Un décret évoque le développement de l'enseignement des langues orientales (syriaque, hébreux, arabe) dans les universités dans un but d'évangélisation.
D'autres montrent une volonté de renforcer les sanctions prononcées par l'Eglise et réorganise l'Inquisition (tribunal destiné à lutter contre l'hérésie).
Enfin, des chapitres concernent la vie et la discipline des ordres religieux, le clergé est invité à observer des règles de décence et de bonne tenue.

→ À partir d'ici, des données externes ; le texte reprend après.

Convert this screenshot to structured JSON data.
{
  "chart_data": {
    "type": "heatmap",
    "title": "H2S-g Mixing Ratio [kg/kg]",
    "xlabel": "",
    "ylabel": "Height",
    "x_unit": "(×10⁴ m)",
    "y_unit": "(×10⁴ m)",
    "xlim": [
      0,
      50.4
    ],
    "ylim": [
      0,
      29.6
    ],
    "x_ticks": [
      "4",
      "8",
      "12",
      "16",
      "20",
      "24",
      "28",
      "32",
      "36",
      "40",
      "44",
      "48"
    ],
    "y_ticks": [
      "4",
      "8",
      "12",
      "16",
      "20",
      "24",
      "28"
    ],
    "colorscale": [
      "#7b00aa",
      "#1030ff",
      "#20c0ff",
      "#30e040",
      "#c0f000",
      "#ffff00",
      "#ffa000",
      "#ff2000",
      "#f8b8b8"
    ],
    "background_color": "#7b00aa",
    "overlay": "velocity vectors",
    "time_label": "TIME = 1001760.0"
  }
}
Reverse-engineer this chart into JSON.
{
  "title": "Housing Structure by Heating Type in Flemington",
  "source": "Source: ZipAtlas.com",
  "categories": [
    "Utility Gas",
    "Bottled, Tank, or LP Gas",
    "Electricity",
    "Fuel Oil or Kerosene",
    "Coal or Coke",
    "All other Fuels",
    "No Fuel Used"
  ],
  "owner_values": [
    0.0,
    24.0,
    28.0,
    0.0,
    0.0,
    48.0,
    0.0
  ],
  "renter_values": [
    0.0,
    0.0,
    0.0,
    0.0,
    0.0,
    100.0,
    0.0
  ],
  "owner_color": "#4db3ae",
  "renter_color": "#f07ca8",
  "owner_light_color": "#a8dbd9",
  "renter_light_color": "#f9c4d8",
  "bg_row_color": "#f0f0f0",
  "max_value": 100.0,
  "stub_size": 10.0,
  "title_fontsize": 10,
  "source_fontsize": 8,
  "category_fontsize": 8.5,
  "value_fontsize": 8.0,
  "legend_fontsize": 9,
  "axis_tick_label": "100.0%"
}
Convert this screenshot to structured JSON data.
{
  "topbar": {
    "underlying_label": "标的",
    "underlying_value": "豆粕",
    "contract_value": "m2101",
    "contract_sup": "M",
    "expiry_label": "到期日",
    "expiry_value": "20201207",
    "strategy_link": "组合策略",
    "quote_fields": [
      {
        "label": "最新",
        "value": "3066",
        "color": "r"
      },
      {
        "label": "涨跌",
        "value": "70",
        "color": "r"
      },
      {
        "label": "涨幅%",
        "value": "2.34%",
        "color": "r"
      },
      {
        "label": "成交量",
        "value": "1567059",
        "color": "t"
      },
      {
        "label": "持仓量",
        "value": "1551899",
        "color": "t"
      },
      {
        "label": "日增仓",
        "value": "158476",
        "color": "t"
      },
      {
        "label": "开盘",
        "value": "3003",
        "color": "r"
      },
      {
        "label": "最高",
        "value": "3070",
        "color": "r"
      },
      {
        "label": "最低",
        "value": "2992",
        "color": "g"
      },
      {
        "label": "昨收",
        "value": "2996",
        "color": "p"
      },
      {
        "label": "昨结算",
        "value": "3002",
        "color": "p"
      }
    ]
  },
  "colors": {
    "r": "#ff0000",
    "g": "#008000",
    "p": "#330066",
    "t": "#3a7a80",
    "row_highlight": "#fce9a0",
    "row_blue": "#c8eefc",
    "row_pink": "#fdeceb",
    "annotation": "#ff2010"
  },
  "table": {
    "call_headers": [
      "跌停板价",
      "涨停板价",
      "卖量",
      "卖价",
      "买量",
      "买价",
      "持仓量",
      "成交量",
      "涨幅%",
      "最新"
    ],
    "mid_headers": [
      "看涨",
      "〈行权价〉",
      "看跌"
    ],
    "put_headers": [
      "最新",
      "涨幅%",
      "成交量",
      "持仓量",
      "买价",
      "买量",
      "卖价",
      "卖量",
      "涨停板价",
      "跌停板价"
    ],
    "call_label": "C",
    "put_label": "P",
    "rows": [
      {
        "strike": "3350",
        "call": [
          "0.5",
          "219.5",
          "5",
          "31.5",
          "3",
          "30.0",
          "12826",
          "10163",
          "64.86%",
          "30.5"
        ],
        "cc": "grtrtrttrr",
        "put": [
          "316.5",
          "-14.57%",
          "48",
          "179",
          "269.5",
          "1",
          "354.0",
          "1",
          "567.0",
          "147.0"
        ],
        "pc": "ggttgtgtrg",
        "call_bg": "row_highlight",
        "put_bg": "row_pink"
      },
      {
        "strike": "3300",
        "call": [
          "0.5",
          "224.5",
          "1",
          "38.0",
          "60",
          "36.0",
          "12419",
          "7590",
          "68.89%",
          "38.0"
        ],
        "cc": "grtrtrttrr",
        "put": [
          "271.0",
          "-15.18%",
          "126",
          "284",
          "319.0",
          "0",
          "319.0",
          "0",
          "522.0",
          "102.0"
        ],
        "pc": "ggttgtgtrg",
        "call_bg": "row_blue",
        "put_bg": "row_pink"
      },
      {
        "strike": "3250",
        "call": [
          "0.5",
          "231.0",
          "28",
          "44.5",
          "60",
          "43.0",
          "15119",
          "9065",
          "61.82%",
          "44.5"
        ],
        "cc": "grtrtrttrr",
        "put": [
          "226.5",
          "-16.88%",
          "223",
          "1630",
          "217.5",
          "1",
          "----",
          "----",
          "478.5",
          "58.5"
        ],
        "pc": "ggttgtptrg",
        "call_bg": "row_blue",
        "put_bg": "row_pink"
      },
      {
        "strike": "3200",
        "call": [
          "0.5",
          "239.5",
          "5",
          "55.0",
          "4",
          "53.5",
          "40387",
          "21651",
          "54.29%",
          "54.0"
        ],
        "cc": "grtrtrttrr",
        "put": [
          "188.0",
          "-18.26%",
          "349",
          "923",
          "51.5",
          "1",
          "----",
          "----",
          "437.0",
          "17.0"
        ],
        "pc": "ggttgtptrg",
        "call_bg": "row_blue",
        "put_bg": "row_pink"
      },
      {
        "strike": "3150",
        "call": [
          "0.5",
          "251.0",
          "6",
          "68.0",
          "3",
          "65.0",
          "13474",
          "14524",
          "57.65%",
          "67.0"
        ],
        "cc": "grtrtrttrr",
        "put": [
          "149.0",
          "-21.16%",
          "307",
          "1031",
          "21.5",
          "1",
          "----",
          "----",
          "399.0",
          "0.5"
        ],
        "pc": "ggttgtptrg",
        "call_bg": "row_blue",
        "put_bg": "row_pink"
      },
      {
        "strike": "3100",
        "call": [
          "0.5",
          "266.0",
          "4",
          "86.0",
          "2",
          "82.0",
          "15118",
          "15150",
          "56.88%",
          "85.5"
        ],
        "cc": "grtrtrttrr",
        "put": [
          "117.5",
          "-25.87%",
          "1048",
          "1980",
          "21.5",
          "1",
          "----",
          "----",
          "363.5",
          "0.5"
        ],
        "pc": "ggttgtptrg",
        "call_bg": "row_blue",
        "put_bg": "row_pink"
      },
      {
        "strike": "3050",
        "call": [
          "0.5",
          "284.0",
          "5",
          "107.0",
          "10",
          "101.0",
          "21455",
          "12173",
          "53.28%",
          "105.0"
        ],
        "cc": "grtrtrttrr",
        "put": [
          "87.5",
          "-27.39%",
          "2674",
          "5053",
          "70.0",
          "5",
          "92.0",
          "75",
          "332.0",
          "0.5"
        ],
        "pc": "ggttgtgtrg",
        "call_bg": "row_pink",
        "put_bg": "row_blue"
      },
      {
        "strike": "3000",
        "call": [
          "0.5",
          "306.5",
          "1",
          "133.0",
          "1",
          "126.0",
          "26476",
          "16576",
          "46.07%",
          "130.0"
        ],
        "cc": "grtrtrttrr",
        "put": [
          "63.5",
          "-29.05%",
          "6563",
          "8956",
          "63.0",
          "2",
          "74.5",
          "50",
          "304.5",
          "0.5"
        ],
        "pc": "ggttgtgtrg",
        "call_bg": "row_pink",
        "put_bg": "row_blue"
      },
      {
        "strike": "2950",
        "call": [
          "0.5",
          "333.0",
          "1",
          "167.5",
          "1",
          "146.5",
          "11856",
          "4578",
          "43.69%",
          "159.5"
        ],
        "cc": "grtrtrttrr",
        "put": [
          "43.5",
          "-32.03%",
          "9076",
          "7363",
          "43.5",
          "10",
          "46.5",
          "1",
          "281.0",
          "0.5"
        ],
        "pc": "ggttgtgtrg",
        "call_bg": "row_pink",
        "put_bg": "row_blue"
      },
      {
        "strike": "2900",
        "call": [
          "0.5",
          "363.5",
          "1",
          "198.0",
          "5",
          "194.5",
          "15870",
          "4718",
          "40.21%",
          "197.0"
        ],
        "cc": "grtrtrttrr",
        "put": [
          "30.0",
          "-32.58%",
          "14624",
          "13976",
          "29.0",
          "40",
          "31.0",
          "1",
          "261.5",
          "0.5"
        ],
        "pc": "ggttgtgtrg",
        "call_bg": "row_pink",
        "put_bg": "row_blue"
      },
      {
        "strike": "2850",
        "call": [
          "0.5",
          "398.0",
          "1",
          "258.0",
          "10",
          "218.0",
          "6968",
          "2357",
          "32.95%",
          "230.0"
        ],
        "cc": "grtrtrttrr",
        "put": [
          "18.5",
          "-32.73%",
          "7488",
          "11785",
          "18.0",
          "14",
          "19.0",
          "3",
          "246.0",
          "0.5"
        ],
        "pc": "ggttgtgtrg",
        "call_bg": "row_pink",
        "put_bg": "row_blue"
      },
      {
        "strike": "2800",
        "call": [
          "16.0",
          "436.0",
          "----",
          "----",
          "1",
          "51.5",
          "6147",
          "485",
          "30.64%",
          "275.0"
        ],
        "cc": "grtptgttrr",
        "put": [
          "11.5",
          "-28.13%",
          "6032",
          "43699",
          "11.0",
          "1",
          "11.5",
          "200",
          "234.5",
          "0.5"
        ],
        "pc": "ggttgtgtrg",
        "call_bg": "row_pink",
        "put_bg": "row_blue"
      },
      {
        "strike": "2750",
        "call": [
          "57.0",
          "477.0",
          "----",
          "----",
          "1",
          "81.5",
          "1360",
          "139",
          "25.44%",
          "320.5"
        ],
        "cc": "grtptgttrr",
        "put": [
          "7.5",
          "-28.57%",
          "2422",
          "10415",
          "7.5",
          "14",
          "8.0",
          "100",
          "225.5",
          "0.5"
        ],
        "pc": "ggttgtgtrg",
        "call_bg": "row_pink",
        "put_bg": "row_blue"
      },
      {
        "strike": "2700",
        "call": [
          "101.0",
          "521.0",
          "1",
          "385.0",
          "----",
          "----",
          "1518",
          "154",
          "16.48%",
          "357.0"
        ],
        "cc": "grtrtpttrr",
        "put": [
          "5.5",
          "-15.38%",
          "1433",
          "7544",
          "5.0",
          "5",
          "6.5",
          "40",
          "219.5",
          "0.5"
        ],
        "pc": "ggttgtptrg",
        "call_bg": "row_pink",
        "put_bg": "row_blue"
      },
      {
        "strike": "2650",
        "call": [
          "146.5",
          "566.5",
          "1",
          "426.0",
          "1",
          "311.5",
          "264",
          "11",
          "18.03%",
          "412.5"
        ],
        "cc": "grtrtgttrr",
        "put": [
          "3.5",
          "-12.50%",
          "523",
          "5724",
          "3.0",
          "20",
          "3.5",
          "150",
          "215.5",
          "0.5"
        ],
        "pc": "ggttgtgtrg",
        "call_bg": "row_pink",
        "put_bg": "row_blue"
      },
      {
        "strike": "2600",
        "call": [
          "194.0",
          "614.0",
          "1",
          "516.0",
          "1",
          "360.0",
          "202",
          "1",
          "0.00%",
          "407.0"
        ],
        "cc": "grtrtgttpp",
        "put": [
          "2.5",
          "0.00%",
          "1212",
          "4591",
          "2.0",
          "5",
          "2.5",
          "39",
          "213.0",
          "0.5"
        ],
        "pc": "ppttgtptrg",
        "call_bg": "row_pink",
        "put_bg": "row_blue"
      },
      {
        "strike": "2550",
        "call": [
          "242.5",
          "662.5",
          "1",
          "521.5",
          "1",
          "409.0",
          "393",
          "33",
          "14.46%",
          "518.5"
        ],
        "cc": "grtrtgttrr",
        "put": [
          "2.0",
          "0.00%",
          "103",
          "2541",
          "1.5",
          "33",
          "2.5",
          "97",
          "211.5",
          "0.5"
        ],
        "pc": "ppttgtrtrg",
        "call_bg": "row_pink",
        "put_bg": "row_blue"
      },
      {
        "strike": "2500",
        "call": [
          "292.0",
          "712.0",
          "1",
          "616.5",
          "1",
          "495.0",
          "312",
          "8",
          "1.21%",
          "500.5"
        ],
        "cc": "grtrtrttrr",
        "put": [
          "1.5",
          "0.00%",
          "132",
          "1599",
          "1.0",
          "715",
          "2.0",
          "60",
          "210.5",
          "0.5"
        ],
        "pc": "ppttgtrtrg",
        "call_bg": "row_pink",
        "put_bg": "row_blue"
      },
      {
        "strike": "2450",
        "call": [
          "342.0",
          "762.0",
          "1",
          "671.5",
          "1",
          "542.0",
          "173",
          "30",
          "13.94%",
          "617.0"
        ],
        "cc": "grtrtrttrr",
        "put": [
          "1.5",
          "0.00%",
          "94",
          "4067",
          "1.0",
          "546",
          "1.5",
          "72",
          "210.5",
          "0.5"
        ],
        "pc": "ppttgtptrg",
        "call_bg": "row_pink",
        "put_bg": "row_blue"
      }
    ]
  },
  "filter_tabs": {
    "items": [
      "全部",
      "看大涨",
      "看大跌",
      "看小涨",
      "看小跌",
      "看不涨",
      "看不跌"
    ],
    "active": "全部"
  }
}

Un ex-libris qui permet de remonter aux origines
Le recueil des Clémentines possède la particularité de contenir un ex-libris qui donne une information capitale sur son origine. Dans le cas de ce type de manuscrit, cela demeure extrêmement rare.
La dernière page des Clémentines était à l'origine vierge, elle constituait la traditionnelle page blanche indiquant la fin du livre. Celle-ci a été par la suite couverte de diverses mentions manuscrites. Leur étude en détail a révélé un élément surprenant, un ex-libris plusieurs fois répété et rédigé sous des formes variées Le nom est celui de Guillaume de Albert, moine de l'abbaye de Moissac (Tarn-et-Garonne).
La tournure d'une phrase en latin laisse penser qu'il sagit du moine responsable de la copie de ce recueil. La traduction en français donne la formule suivante : "ce livre est celui de Guillaume de Albert, moine de Moyssac".
L'origine du manuscrit a été confirmée par un spécialiste de l'histoire de l'abbaye de Moissac, M. Régis Delahaye qui a retrouvé sa trace dans les archives.
L'exemplaire conservé à Vienne a fait, pendant plusieurs siècles, partie des collections de l'abbaye. Il a été entreposé avec d'autres documents dans une pièce destinée à conserver les archives, le chartrier. Cette pièce ainsi qu'une partie de l'abbaye peuvent être visitées de nos jours.
Cloître et clocher de l'abbaye Saint-Pierre de Moissac
Chartrier de l'abbaye de Moissac
En 1678, le manuscrit fit partie des documents prélevés par Colbert pour sa collection personnelle, il quitta donc Moissac à cette période. Par la suite, nous perdons sa trace. Il est mentionné dans le catalogue des manuscrits de la bibliothèque de Vienne en 1893, mais sa date d'entrée demeure pour l'instant inconnue.
Les raisons de la présence d'un recueil de décrétales du Pape dans cette abbaye sont doubles. Premièrement, en un temps où l'imprimerie n'existait pas encore, les abbayes étaient des centres de reproduction de documents.
De plus, il était utile pour l'abbaye de Moissac de conserver ce recueil de droit canonique pour observer les règles promulguées par le Pape. Si les recommandations qu'il contient (règles de vie des ordres religieux) ont été pendant un temps contractuelles, le document est par la suite resté dans les archives comme objet d'étude du droit de l'église. Des réparations dans le document (consolidation du parchemin par couture) et les notes anonymes complémentaires témoignent d'une utilisation sur une longue période.